Question

Given, $\left( {7n + 1} \right):\left( {4n + 27} \right)$ is the ratio of the sum of $n$ terms of two A.P.’s. Find the ratio of their ${m^{th}}$ terms.

Answer 1

Hint: The given question deals with arithmetic progression. An arithmetic progression or an A.P. is a sequence of numbers in which the next number can easily be obtained by adding a constant or a fixed number to the first number in order to obtain a pair of consecutive terms.
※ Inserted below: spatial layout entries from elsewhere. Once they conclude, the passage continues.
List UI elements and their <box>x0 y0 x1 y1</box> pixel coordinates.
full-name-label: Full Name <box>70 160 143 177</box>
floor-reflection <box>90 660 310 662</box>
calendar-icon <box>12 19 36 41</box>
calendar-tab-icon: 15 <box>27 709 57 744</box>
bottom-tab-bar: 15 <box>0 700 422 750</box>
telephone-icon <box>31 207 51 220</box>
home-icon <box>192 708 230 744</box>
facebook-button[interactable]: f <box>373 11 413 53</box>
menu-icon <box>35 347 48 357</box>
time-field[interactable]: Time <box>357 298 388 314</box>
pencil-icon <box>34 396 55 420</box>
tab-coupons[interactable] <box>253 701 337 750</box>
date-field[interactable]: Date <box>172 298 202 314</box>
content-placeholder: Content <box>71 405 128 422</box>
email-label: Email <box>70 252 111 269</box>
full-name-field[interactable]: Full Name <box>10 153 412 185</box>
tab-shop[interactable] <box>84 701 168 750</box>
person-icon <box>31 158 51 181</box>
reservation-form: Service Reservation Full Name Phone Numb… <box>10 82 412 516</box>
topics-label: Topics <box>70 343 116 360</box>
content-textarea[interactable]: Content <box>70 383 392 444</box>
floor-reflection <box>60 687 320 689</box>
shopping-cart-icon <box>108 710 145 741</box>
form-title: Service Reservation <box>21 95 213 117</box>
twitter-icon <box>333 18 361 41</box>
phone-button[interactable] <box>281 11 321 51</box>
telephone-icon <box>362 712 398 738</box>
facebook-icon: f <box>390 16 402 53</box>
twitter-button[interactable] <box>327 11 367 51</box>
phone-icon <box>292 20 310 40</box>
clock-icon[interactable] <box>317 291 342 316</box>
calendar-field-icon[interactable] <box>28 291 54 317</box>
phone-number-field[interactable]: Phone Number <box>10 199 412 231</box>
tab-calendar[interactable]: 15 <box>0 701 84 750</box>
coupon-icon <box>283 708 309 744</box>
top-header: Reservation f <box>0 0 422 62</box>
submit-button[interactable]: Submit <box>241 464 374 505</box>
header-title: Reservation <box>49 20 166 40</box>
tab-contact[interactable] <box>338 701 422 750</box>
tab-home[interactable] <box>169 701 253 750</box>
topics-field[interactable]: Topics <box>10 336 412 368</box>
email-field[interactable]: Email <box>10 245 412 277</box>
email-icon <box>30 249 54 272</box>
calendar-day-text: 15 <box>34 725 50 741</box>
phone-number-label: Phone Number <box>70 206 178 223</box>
Complete step by step solution:
In order to find the sum of first $n$ terms of an A.P, the formula is $S = \dfrac{n}{2}\left[ {2a + \left( {n - 1} \right)d} \right]$, where $a$ refers to the first term,$d$ refers to the common difference, $n$ refers to the total number of terms and $S$ is the sum of first $n$ term of an A.P.
According to the question,
We are given that $\dfrac{{{S_n}}}{{{S_n}^\prime }} = \dfrac{{7n + 1}}{{4n + 27}}$-----(1)
Let the first terms be ${a_1},{a_2}$ and similarly ${d_1},{d_2}$ be the common difference of two A.P.’s. Their sum for their $n$ terms will be given by:
${S_n} = \dfrac{n}{2}\left[ {2{a_1} + \left( {n - 1} \right){d_1}} \right]$ and
${S_n}^\prime = \dfrac{n}{2}\left[ {2{a_2} + \left( {n - 1} \right){d_2}} \right]$
So, their ratio will be:
$\dfrac{{{S_n}}}{{{S_n}^\prime }} = \dfrac{{\dfrac{n}{2}\left[ {2{a_1} + \left( {n - 1} \right){d_1}} \right]}}{{\dfrac{n}{2}\left[ {2{a_2} + \left( {n - 1} \right){d_2}} \right]}}$
$\dfrac{{{S_n}}}{{{S_n}^\prime }} = \dfrac{{2{a_1} + \left( {n - 1} \right){d_1}}}{{2{a_2} + \left( {n - 1} \right){d_2}}}$------(2)
Now, from equation (1) and (2), we get
$ \Rightarrow \dfrac{{2{a_1} + \left( {n - 1} \right){d_1}}}{{2{a_2} + \left( {n - 1} \right){d_2}}} = \dfrac{{7n + 1}}{{4n + 27}}$
$ \Rightarrow \dfrac{{{a_1} + \left( {\dfrac{{n - 1}}{2}} \right){d_1}}}{{{a_2} + \left( {\dfrac{{n - 1}}{2}} \right){d_2}}} = \dfrac{{7n + 1}}{{4n + 27}}$------(3)
In order to find the ratio of ${m^{th}}$ terms of two A.P.’s we thereby, replace $n$ by $\left( {2m - 1} \right)$ in equation (3):
$
  \because \dfrac{{n - 1}}{2} = m - 1 \\
   \Rightarrow n - 1 = 2m - 2 \\
   \Rightarrow n = 2m - 1 \\
 $
$
   \Rightarrow \dfrac{{{a_1} + \left( {m - 1} \right){d_1}}}{{{a_2} + \left( {m - 1} \right){d_2}}} = \dfrac{{7\left( {2m - 1} \right) + 1}}{{4\left( {2m - 1} \right) + 27}} \\
   \Rightarrow \dfrac{{{a_{m1}}}}{{{a_{m2}}}} = \dfrac{{14m - 6}}{{8m + 23}} \\
   \Rightarrow {a_{m1}}:{a_{m2}} = 14m - 6:8m + 23 \\
 $
Therefore, the ratio of the ${m^{th}}$ terms of two A.P.’s is $14m - 6:8m + 23$.

Note:
The given question was an easy one. The only trick to solve these questions is to use the formulas correctly. Students must be clear of arithmetic progression and related concepts. The formulas for finding out the sum of first$n$terms or of a finite arithmetic progression should be well known by them.